Figure S13. Mapping of functional connectivity in brain slices. (a) Currents recorded in whole-cell configuration from a CoChR-GFP expressing cell (same patched cell shown in Fig. 6b) while sequentially positioning the holographic spot on neighboring cells (λ = 920 nm, setup 2, photostimulation power: 120 µW/µm2; three light pulses at 50 Hz of 10 ms duration). Currents corresponding to neighboring cells numbered 3, 5 and 18 (green numbers) are shown in Fig. 6). The distances between each neighboring cell and the patched cell are reported next to each curve (grey numbers). Each trace is the average of three trials. Currents were recorded before the perfusion of synaptic receptor blockers (ITOT) and after the perfusion of synaptic receptor blockers (IART).

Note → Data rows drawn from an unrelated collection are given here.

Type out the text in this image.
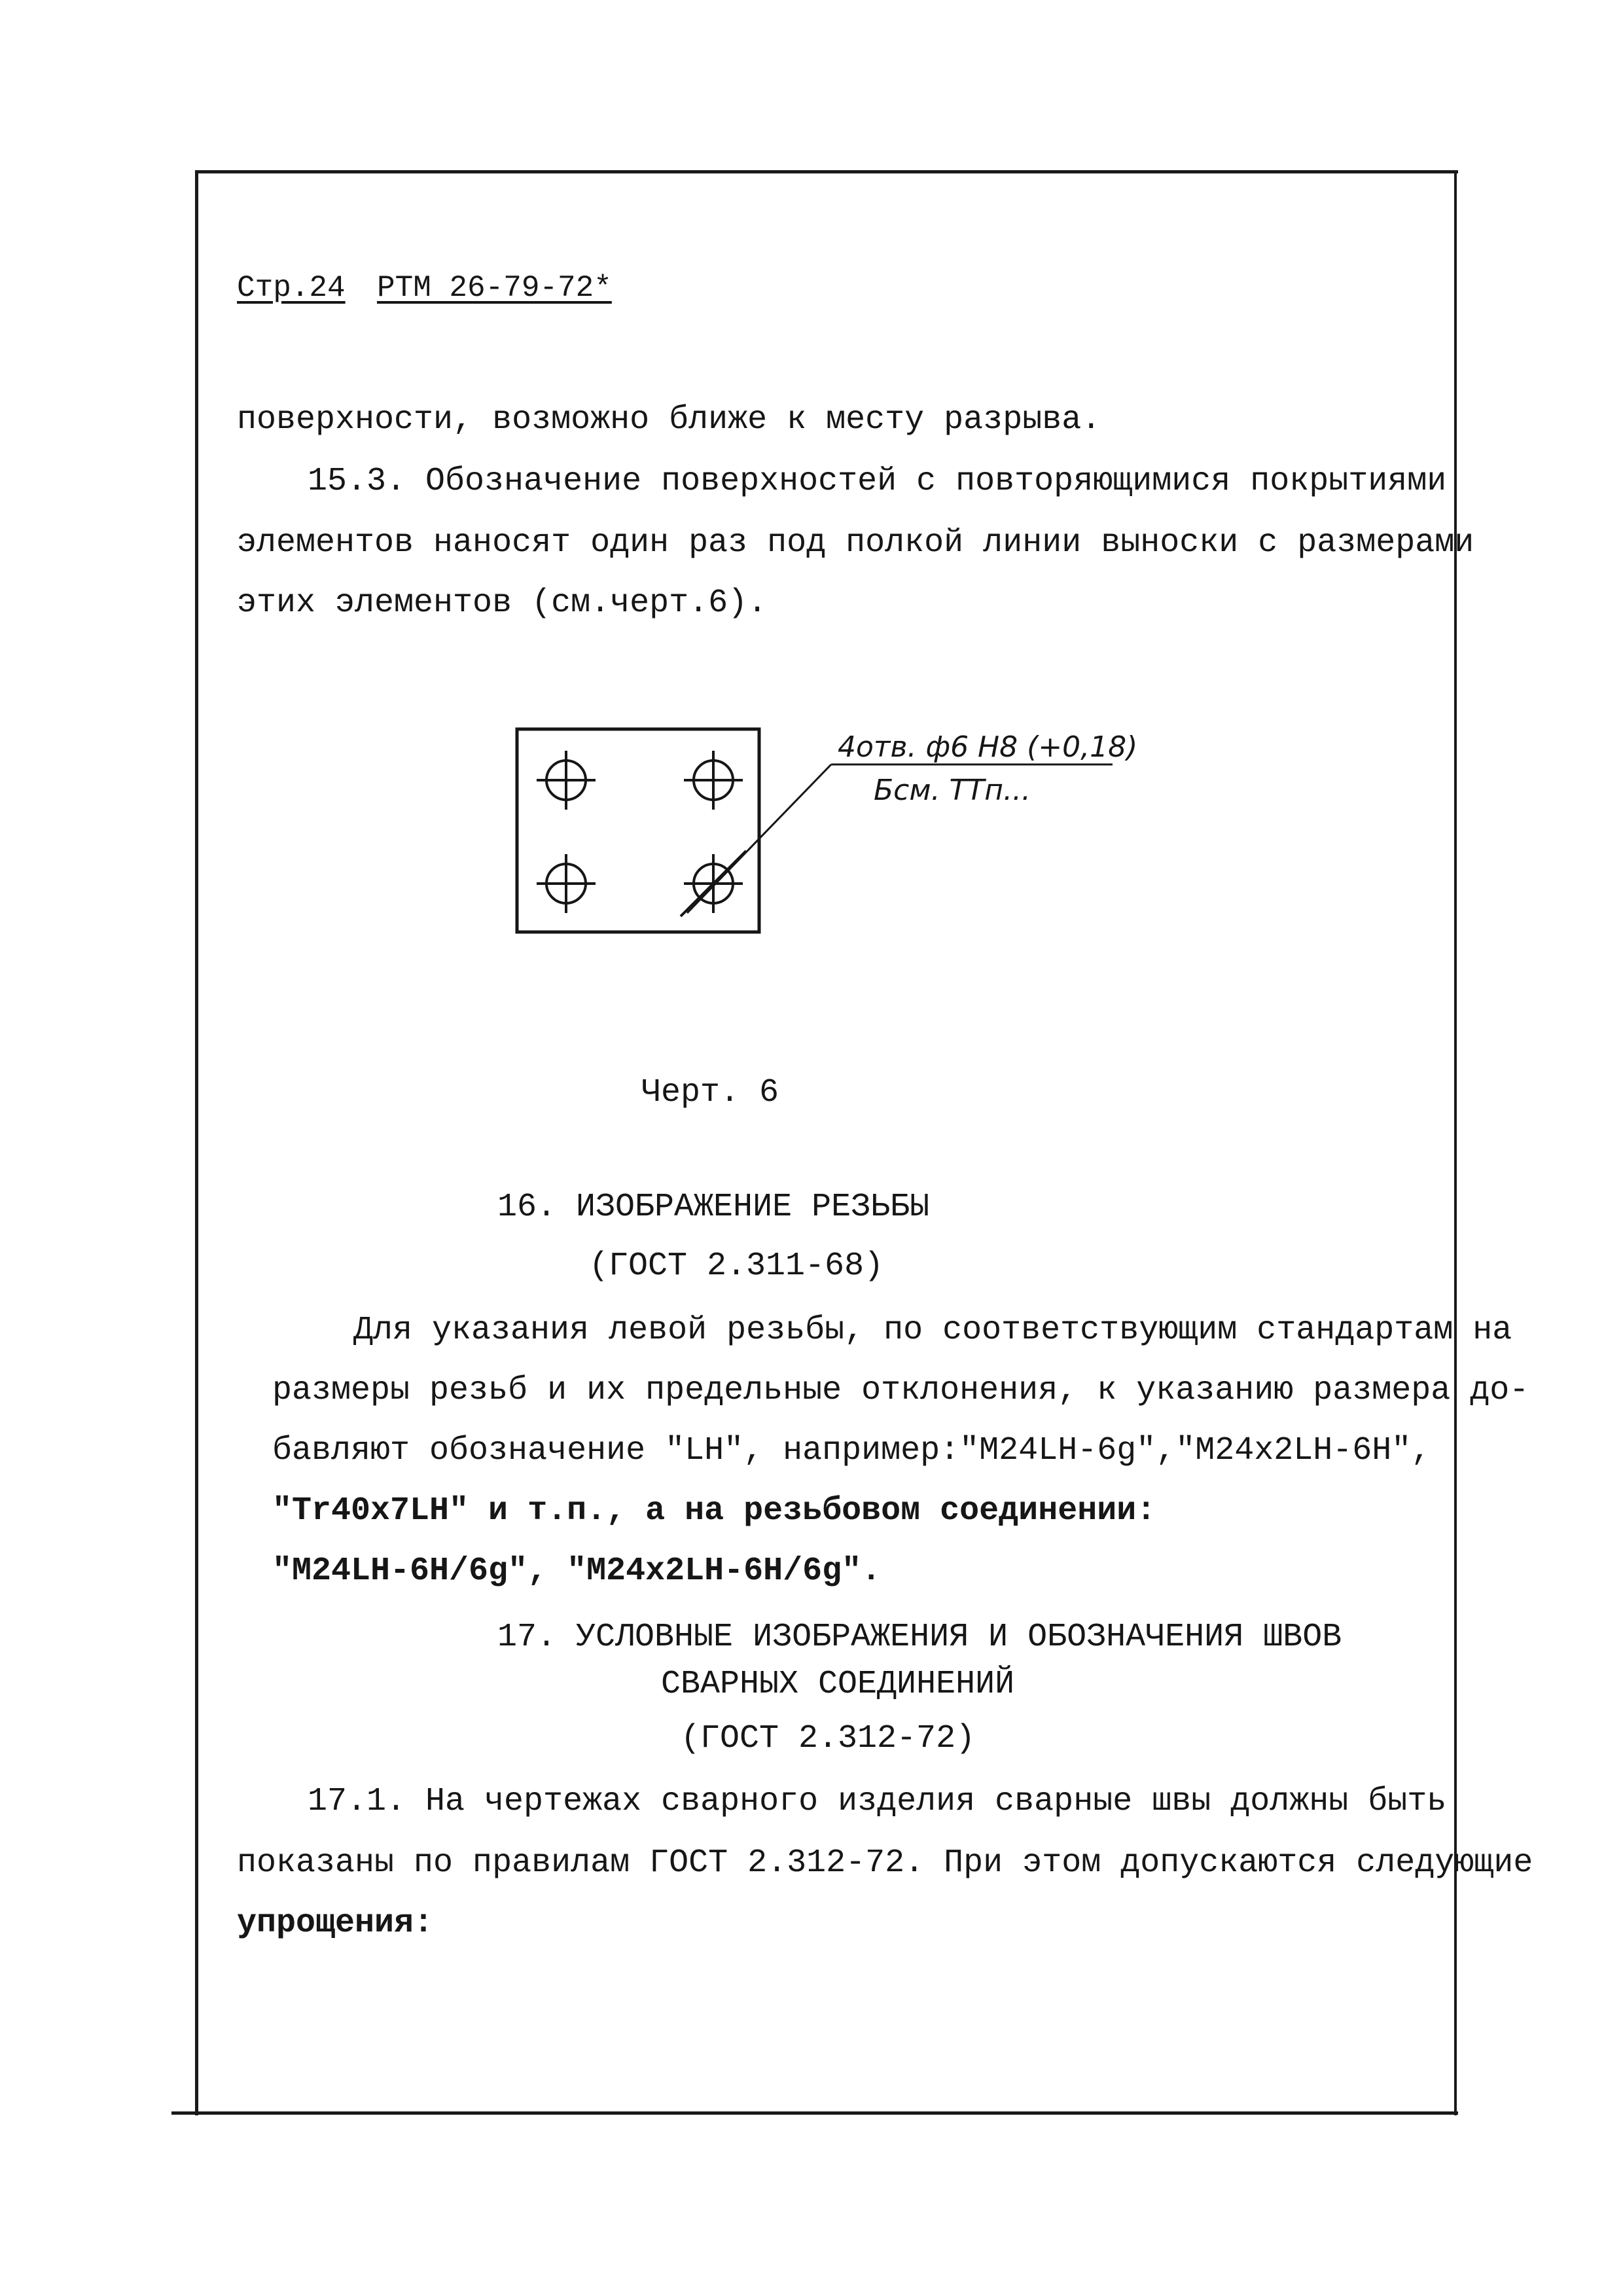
Стр.24 РТМ 26-79-72*
поверхности, возможно ближе к месту разрыва.
15.3. Обозначение поверхностей с повторяющимися покрытиями
элементов наносят один раз под полкой линии выноски с размерами
этих элементов (см.черт.6).
4отв. ф6 Н8 (+0,18)
Бсм. ТТп...
Черт. 6
16. ИЗОБРАЖЕНИЕ РЕЗЬБЫ
(ГОСТ 2.311-68)
Для указания левой резьбы, по соответствующим стандартам на
размеры резьб и их предельные отклонения, к указанию размера до-
бавляют обозначение "LH", например:"M24LH-6g","M24x2LH-6H",
"Tr40x7LH" и т.п., а на резьбовом соединении:
"M24LH-6H/6g", "M24x2LH-6H/6g".
17. УСЛОВНЫЕ ИЗОБРАЖЕНИЯ И ОБОЗНАЧЕНИЯ ШВОВ
СВАРНЫХ СОЕДИНЕНИЙ
(ГОСТ 2.312-72)
17.1. На чертежах сварного изделия сварные швы должны быть
показаны по правилам ГОСТ 2.312-72. При этом допускаются следующие
упрощения:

The current component sensitive to application of synaptic receptor blockers was: PSCs = ITOT − IART. Black traces: ITOT where the ratio PSCs/IART > 1. Gray traces: ITOT where the ratio PSCs/IART <1. Red traces: ITOT where no PSCs were observed (ITOT = IART). Blue traces: IART. (b) Currents recorded in whole-cell configuration from a soCoChR-GFP expressing cell while sequentially positioning the holographic spot on neighboring cells (λ = 1030 nm, setup 1, photostimulation power: 120 µW/µm2; three light pulses at 50 Hz of 10 ms duration). Currents corresponding to neighboring cells numbered 6, 11 and 22 are shown in Fig. 6). The distances between each neighboring cell and the patched cell are reported next to each curve (grey numbers). Color code as in panel (a).